Virgilio, infatti, in una famosa poesia delle Bucoliche, 4, scritta circa quarant’anni prima della
nascita di Cristo, aveva previsto la nascita di un bambino miracoloso che avrebbe segnato una
nuova era, un’età dell’oro corrispondente ai primi inizi idillici, nella quale non ci sarebbe più
stato spargimento di sangue, asprezza e sofferenza. Un bambino che cresciuto, sarebbe
diventato un dio e avrebbe governato il mondo in perfetta pace e armonia.
Ciò che distingue Virgilio dagli altri poeti è il senso della transitorietà e irrealtà della vita e il
suo concentrarsi sull’eterno. Inoltre Virgilio era nunzio dell’Impero romano e per Dante i due
fatti più importanti di questo mondo erano la Chiesa cristiana e il Sacro Romano Impero.

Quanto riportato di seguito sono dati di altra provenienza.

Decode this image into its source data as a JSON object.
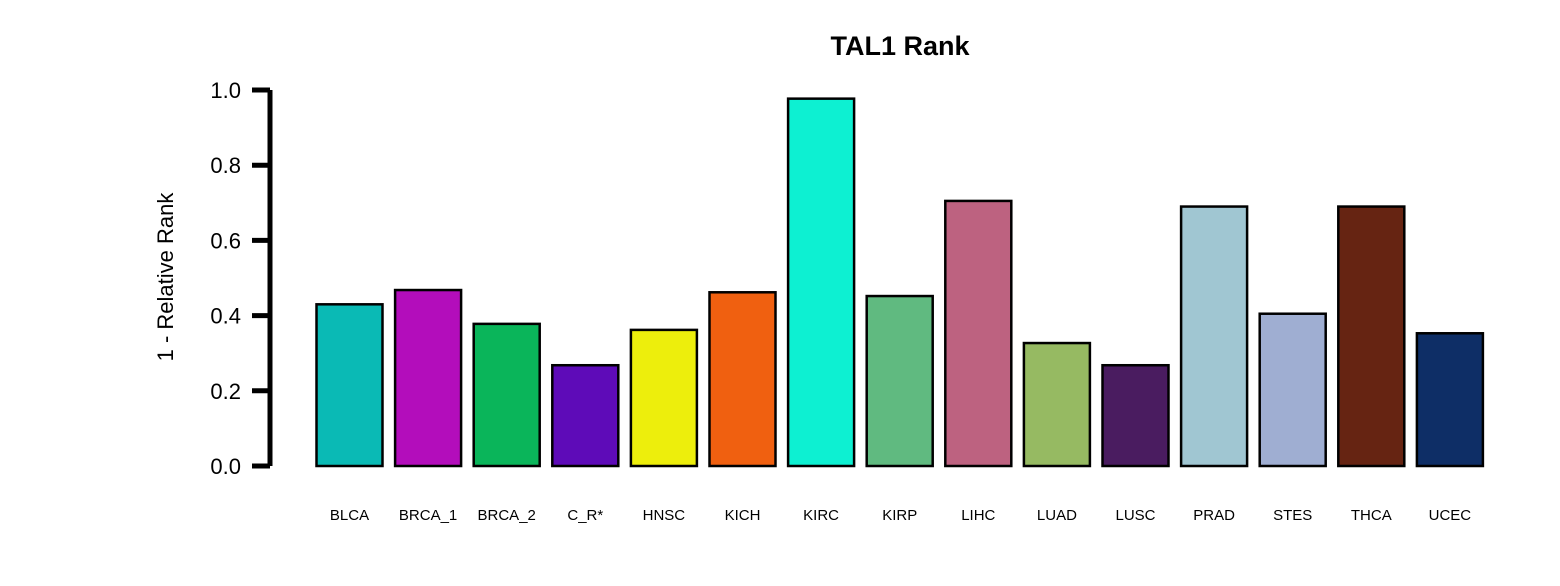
{
  "chart_data": {
    "type": "bar",
    "title": "TAL1 Rank",
    "xlabel": "",
    "ylabel": "1 - Relative Rank",
    "ylim": [
      0,
      1.0
    ],
    "yticks": [
      "0.0",
      "0.2",
      "0.4",
      "0.6",
      "0.8",
      "1.0"
    ],
    "grid": false,
    "legend": "none",
    "categories": [
      "BLCA",
      "BRCA_1",
      "BRCA_2",
      "C_R*",
      "HNSC",
      "KICH",
      "KIRC",
      "KIRP",
      "LIHC",
      "LUAD",
      "LUSC",
      "PRAD",
      "STES",
      "THCA",
      "UCEC"
    ],
    "values": [
      0.43,
      0.468,
      0.378,
      0.268,
      0.362,
      0.462,
      0.977,
      0.452,
      0.705,
      0.327,
      0.268,
      0.69,
      0.405,
      0.69,
      0.353
    ],
    "colors": [
      "#0ABAB5",
      "#B30DBB",
      "#0AB55A",
      "#5E0BB8",
      "#EDEE0C",
      "#F06010",
      "#0DF0D2",
      "#60BA80",
      "#BD6280",
      "#96BA62",
      "#4A1C60",
      "#A0C6D2",
      "#9FAED2",
      "#662412",
      "#0E2E66"
    ]
  }
}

Virgilio aveva annunciato la chiesa con la sua rivelazione profetica e aveva cantato l’impero
meglio di qualunque altro. Per questo Dante lo scelse per la sua Commedia.
In De Monarchia, uno dei libri in latino scritti da Dante, l’impero era una diretta volontà di Dio.
Virgilio appare “cristianizzato” quando dichiara di essere vissuto al tempo degli Dèi
falsi e buguardi.
Virgilio annuncia a Dante il viaggio che dovrà fare per uscire dalla selva del peccato ed evitare
le fiere.
La funzione di premessa generale al canto I sarebbe conclusa ma bisogna fare riferimento alla
profezia del Veltro formulata da Virgilio dove descrive gli effetti della bestia, in questo caso
la lupa.
Come tutte le profezie appaiono oscure, anche questa di Dante è indecifrabile e vaga. Essa
esprime una speranza, non una certezza, quindi è presentata in maniera sibillina. Tuttavia è
chiaro che il Veltro che letteralmente significa cane, sarà in grado di cacciare la lupa.
Dietro a quest’animale allegorico potrebbe celarsi un personaggio politico in cui Dante
riponeva le sue speranze, l’imperatore Arrigo VII.
Il Veltro, chiunque esso sia, dovrà riportare sulla terra la pace e la giustizia che mancano.